Look at your organizational set-up
Along with establishing who gets the work done, it's important to revisit the "how." Think about the kind of physical set-up that will help you achieve your business goals and integrate AI most effectively. For instance, do you need geographically dispersed business units and AI tools or a more centralized structure?
Our research suggests that a centralized organizational model may be the most effective, with Strategic Scalers saying they now use this approach.
Another variant is "hub-and-spoke," a model that includes both a centralized cross-functional AI group (i.e., the "hub," sometimes called a Center of Excellence) and separate autonomous AI teams (i.e., the "spokes") that sit within business units. Finally, a "distributed" model also exists. Highly autonomous AI teams are housed within each business unit or function, with a delivery focus specific to that business unit or function.
Be guided by your business aspirations, and define a way of working that best supports those goals and your level of AI maturity.
Mind the gap
There can be a gap between the CEO's understanding of AI—what it can do and how—and what the people actually implementing the AI believe. The CEO's perspective will naturally be influenced by the topline strategic intent of the company, what her peers are telling her, and what her long-term aspirations are for the organization. The AI leads doing the work might not always be aligned with the realities and focused goals of the C-suite—but they need to be! In fact, our research indicates that leadership's limited understanding of AI's potential can be one of the top challenges companies face when scaling AI. Strategic Scalers "mind the gap"—they reduce the distance between the goals and understanding of the C-suite and the practitioners when it comes to how AI can and should be applied to change the world, and their world.
Time to implement? Look outside your organization
We are now firmly in the "era of implementation" with an explosion of investment in AI capabilities coming from well beyond Silicon Valley.2 These days, there are myriad tools which are proven, low-cost and academically rigorous. And there are varied and flexible ways to get your hands on AI: open source code, application programming interfaces (APIs), and small and medium-sized enterprise (SME) vendors to name just a few. As AI becomes mainstream, solution price points will also continue to drop.
Now you can reuse, partner or buy to implement and scale AI capabilities before you even need to consider building new proprietary technologies in-house. Take advantage of what's out there for success at speed and scale.

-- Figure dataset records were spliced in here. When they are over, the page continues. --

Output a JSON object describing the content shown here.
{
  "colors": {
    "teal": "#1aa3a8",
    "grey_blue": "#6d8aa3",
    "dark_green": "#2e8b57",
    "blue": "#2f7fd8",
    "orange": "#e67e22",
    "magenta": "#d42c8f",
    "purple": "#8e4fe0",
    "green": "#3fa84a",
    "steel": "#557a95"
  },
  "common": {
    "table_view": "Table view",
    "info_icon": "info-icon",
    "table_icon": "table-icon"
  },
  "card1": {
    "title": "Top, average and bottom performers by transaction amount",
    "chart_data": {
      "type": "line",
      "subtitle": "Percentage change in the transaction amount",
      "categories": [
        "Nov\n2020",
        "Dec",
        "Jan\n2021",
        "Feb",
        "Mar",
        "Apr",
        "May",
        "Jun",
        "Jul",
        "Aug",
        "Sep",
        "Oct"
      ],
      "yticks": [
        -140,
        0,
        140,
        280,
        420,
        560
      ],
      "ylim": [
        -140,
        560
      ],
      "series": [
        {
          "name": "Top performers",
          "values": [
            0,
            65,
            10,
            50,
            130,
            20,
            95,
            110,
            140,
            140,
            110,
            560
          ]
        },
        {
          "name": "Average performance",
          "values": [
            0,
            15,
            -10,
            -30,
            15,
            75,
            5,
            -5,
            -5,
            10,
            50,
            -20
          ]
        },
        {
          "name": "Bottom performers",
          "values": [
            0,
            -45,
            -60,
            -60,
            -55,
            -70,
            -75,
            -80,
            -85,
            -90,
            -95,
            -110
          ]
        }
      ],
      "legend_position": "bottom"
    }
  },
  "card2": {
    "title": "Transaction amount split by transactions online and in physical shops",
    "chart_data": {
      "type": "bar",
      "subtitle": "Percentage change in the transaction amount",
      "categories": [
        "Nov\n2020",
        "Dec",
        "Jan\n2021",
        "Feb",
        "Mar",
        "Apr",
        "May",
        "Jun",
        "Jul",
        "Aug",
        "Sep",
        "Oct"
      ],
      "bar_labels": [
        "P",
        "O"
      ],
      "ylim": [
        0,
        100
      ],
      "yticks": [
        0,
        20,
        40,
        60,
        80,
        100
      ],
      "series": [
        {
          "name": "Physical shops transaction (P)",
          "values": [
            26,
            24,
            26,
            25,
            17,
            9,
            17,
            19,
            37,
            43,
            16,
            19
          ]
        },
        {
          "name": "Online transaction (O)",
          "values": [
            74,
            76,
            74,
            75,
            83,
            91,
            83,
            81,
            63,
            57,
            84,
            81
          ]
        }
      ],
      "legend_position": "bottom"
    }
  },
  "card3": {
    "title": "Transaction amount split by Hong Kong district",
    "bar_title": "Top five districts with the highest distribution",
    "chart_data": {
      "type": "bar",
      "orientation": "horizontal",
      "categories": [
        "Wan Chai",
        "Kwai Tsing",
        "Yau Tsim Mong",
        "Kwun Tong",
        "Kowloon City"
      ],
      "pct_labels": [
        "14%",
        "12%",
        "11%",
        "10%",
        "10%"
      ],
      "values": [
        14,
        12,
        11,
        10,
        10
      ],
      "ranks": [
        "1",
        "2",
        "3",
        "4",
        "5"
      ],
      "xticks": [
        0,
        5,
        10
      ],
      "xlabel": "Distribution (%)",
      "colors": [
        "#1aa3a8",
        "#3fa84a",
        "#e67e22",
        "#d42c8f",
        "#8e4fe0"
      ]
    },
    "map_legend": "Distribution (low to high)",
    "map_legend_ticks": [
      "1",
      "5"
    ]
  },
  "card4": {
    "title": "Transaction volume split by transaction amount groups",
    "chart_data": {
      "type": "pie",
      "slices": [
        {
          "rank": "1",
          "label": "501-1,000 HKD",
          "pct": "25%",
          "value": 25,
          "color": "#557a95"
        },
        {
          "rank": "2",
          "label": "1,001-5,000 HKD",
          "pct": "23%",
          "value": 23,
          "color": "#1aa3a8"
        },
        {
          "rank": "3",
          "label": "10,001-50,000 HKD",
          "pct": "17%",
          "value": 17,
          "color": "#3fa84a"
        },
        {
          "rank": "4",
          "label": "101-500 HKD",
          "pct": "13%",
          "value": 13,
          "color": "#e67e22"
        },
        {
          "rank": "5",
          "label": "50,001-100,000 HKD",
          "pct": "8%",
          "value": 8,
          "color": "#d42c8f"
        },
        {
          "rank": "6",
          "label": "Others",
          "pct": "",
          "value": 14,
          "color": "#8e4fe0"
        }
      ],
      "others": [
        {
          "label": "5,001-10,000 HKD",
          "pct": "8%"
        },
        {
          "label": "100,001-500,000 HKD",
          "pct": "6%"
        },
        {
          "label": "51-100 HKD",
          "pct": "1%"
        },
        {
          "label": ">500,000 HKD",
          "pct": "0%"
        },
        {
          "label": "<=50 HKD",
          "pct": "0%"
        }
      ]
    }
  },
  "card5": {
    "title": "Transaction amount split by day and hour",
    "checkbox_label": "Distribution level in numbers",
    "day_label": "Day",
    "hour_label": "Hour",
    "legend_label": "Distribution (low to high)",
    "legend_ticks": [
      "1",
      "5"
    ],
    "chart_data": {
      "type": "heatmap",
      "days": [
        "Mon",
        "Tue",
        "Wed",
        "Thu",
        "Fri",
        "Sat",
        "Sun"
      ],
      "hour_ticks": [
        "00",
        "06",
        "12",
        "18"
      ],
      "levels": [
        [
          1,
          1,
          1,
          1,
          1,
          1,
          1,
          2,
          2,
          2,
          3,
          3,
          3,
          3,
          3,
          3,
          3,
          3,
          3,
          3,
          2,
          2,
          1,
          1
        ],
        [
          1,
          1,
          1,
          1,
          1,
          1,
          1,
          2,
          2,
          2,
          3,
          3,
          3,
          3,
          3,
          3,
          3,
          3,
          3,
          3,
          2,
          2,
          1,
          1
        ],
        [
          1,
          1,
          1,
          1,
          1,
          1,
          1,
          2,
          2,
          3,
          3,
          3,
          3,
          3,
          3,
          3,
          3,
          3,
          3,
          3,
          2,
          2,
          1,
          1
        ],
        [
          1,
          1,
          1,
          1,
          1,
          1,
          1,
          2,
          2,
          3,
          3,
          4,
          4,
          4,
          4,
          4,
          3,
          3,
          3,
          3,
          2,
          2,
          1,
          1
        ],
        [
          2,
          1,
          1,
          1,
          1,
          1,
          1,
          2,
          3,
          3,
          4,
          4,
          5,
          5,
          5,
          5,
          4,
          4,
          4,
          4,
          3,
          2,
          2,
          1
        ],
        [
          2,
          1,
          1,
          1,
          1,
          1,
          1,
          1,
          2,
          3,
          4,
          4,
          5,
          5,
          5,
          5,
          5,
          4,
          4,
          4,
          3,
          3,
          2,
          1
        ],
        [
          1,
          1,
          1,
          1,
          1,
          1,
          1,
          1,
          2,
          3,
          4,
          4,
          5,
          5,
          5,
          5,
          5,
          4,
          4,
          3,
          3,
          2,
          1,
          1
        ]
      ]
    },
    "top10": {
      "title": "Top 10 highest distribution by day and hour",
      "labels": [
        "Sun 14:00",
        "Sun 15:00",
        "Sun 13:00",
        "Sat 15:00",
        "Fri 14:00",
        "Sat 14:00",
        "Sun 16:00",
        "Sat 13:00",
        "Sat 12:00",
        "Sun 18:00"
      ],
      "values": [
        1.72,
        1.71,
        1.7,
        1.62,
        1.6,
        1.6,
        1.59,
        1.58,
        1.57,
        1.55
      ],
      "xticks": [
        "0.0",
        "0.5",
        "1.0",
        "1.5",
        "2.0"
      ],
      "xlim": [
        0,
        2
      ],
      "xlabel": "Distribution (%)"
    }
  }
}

So how do you decide when to reuse, buy, partner or build? This is a full topic in and of itself (we published an entire article on it), but the simple answer is almost always reuse, buy or partner to take advantage of the investment other companies have already made—and get started quickly.
1Accenture, "The big disconnect: AI, leaders and the workforce," July 12, 2018.
2 Dr. Kai-fu Lee, AI Superpowers: China, Sillicon Valley and the New World Order. Houghton Mifflin Harcourt, 2018.